Researchers from the University of Edinburgh in Scotland have taken a group of cells from a mouse embryo and grown them into a fully functional thymus, an immune system organ, in an adult mouse.
This is the first time a whole organ has been grown from scratch inside an animal, and the findings, which have been published in Nature Cell Biology, could pave the way for alternatives to organ transplants.
The thymus is an organ that’s found near the heart and produces T-cells, which fight infection and are critical to the immune system.
To grow the organ, the researchers first took fibroblast cells from a mouse embryo, genetically reprogrammed them and triggered their transformation into a type of cell that’s found in the thymus. To do this, they forced the fibroblast cells to express only a single gene, which isn’t normally expressed by fibroblasts. This gene lead to the production of a protein called FOXN1, which triggered the fibroblasts to turn into thymus cells.
These cells were then mixed with some support cells and placed inside mice, where they developed into a complete thymus.
These newly grown thymuses were fully functional, and could even produce T-cells.
Clare Blackburn, a stem cell scientist at the MRC Centre for Regenerative Medicine at the University of Edinburgh who was part of the research team, told James Gallagher, a journalist for BBC News: “This was a complete surprise to us, that we were really being able to generate a fully functional and fully organised organ starting with reprogrammed cells in really a very straightforward way. This is a very exciting advance and it's also very tantalising in terms of the wider field of regenerative medicine."

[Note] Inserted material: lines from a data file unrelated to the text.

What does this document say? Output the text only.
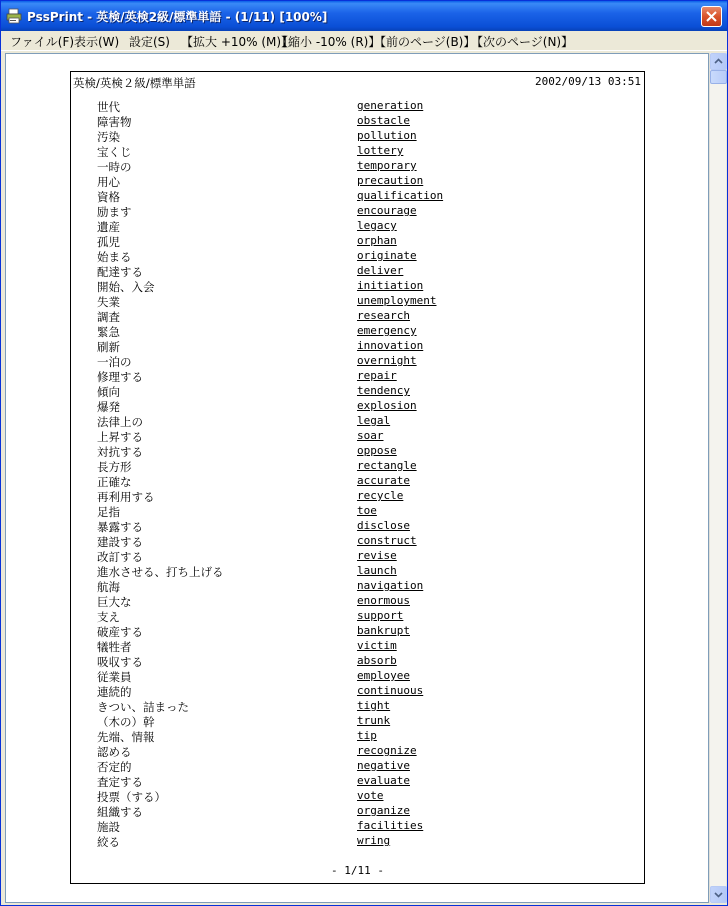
PssPrint - 英検/英検2級/標準単語 - (1/11) [100%]
ファイル(F) 表示(W) 設定(S) 【拡大 +10% (M)】
【縮小 -10% (R)】
【前のページ(B)】
【次のページ(N)】
英検/英検２級/標準単語	2002/09/13 03:51
世代	generation
障害物	obstacle
汚染	pollution
宝くじ	lottery
一時の	temporary
用心	precaution
資格	qualification
励ます	encourage
遺産	legacy
孤児	orphan
始まる	originate
配達する	deliver
開始、入会	initiation
失業	unemployment
調査	research
緊急	emergency
刷新	innovation
一泊の	overnight
修理する	repair
傾向	tendency
爆発	explosion
法律上の	legal
上昇する	soar
対抗する	oppose
長方形	rectangle
正確な	accurate
再利用する	recycle
足指	toe
暴露する	disclose
建設する	construct
改訂する	revise
進水させる、打ち上げる	launch
航海	navigation
巨大な	enormous
支え	support
破産する	bankrupt
犠牲者	victim
吸収する	absorb
従業員	employee
連続的	continuous
きつい、詰まった	tight
（木の）幹	trunk
先端、情報	tip
認める	recognize
否定的	negative
査定する	evaluate
投票（する）	vote
組織する	organize
施設	facilities
絞る	wring
- 1/11 -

She explained in a statement to the media: "The ability to grow replacement organs from cells in the lab is one of the 'holy grails' in regenerative medicine. But the size and complexity of lab-grown organs has so far been limited. By directly reprogramming cells we've managed to produce an artificial cell type that, when transplanted, can form a fully organised and functional organ. This is an important first step towards the goal of generating a clinically useful artificial thymus in the lab."
However, the thymus is an extremely simple organ, and scientists are still a long way off employing similar techniques in humans. And because the research involved stem cells from an embryo, this process in humans wouldn’t result in a perfect match for the recipient of the organ, meaning there is a chance of it being rejected. The researchers also need to make sure these cells won't grow uncontrollably and pose a cancer risk.
Paolo de Coppi, a regenerative therapy researcher at Great Ormond Street Hospital in London, who wasn't involved in the study, told the BBC: "Research such as this demonstrates that organ engineering could, in the future, be a substitute for transplantation … It remains to be seen whether, in the long term, cells generated using direct reprogramming will be able to maintain their specialised form and avoid problems such as tumour formation."
But this early research could improve our understanding of the thymus and benefit patients with immune system problems, and it could one day lead to alternatives to organ transplants. The next step is trying to replicate the process with human cells.